Many voices put their two cents in. I know this is serious—Gorman is crashing—but if he hurts someone, the blame will be on us. People will have the luxury of second-guessing our strategy and they'll disparage us with a vengeance. There will be legal and potential career implications. Meanwhile, there is chaos and Tom is thriving in the midst of it while Matt is truly in pain.

Casually, Tom rises from his desk and strolls over to Danny. “Dan, I think it's time we put that warrant back in the system.” Dan, Matt, and the others look relieved. I'm relieved. As I head toward Chitwood's office to update him on the case, I call back, “Tom, keep me posted.”

Following the incident in the Blimpie's parking lot, Troy police got a tip that the red Neon was parked at a Troy address. Surveillance was set up at the residence, but Gorman evaded police all night and into the next day. On the twelfth, the vehicle left the staked-out residence and went to a second residence a mile away. When the vehicle left the second residence, police stopped it, but Gorman was not in the car. The occupants told police that Gorman was in the attic of the residence they had just left, and that he was armed.

As investigators in Portland followed the incident from nearly fourteen hundred miles away via frequent updates from Sergeant Calista Everage—a Troy, Alabama, detective—Troy police arrived at the residence to arrest Gorman on a fugitive warrant. Gorman held guns to his head and threatened to shoot himself.

As Gorman held the guns to his head, the Portland detectives debated whether Gorman would pull the trigger. With typical sick cop humor, they started a betting pool.

“Tom, stop for a minute. First, where the hell did you get a tie like that? They don't even sell that shit in Kmart, and the sixties are over. Is that your dad's stuff?” He's wearing a blue and white checked shirt and a brown striped tie. Tom's notorious for dressing like Sipowicz on
NYPD Blue.

He's moving jerkily and I know he has good info for me, so I play to hold it all off, knowing I'm about to get a present. It's chaos out in the bay behind him.

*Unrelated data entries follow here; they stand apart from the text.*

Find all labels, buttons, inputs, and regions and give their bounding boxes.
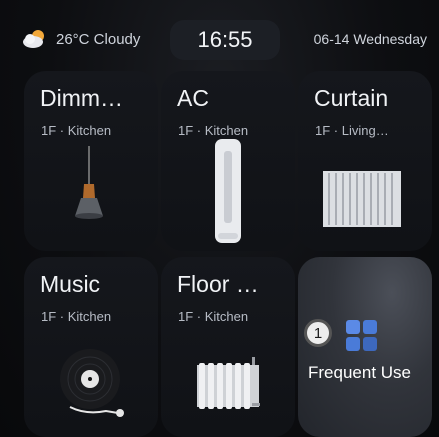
device-title: Dimm… [40, 85, 124, 111]
clock-time: 16:55 [170, 20, 280, 60]
device-title: Music [40, 271, 101, 297]
device-location: 1F · Kitchen [41, 309, 112, 324]
device-title: Floor … [177, 271, 259, 297]
device-tile-music[interactable]: Music 1F · Kitchen [24, 257, 158, 437]
device-location: 1F · Kitchen [178, 123, 249, 138]
device-title: Curtain [314, 85, 389, 111]
status-bar: 26°C Cloudy 16:55 06-14 Wednesday [0, 0, 439, 70]
device-tile-floor[interactable]: Floor … 1F · Kitchen [161, 257, 295, 437]
weather-text: 26°C Cloudy [56, 30, 141, 48]
curtain-icon [323, 171, 403, 236]
turntable-icon [56, 345, 136, 430]
device-location: 1F · Kitchen [178, 309, 249, 324]
radiator-icon [195, 357, 265, 417]
device-location: 1F · Kitchen [41, 123, 112, 138]
air-conditioner-icon [213, 137, 243, 252]
weather-widget: 26°C Cloudy [22, 29, 140, 49]
device-tile-ac[interactable]: AC 1F · Kitchen [161, 71, 295, 251]
frequent-use-button[interactable]: 1 Frequent Use [298, 257, 432, 437]
pendant-lamp-icon [59, 146, 119, 226]
frequent-use-label: Frequent Use [308, 363, 411, 382]
device-tile-dimmer[interactable]: Dimm… 1F · Kitchen [24, 71, 158, 251]
date-text: 06-14 Wednesday [313, 31, 427, 47]
app-grid-icon [346, 320, 378, 357]
cloud-sun-icon [22, 29, 48, 49]
device-tile-curtain[interactable]: Curtain 1F · Living… [298, 71, 432, 251]
step-badge: 1 [304, 319, 332, 347]
device-title: AC [177, 85, 209, 111]
device-location: 1F · Living… [315, 123, 389, 138]
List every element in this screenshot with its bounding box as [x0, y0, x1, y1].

“Ooookay, Tom, what is it?”

“Gorman's in a standoff in Troy and has two guns to his head,” he says, smiling.

Bam! My fist goes onto the desk. “I hope that prick kills himself!”

“Hey, we're making bets in the bay if he's going to do it.”

“Tom, send the Grim Reaper south. I don't want Diane, Dennis, and the family going through the pain and foolishness of a trial.”

Tommy grins, liking the idea. “You think?”

As part of our constant black humor, the Grim Reaper had developed anthropomorphic attributes here in the office. It became the device to illustrate how we felt about certain crime scenes, to avoid lurid details. Sometimes we appealed to the Reaper to hold off his work while we caught up on other cases and crime scenes.

This time, I wanted to employ him. Send him down to see Gorman if it meant we could avoid a trial. A trial would be such a brutal extension of the family's pain and suffering. The system is slow, rigid, and confusing and a theatrical defense attorney can easily manipulate a jury into “reasonable doubt.” I dislike trials, as they are not always about truth and the jury never gets to see the entire picture.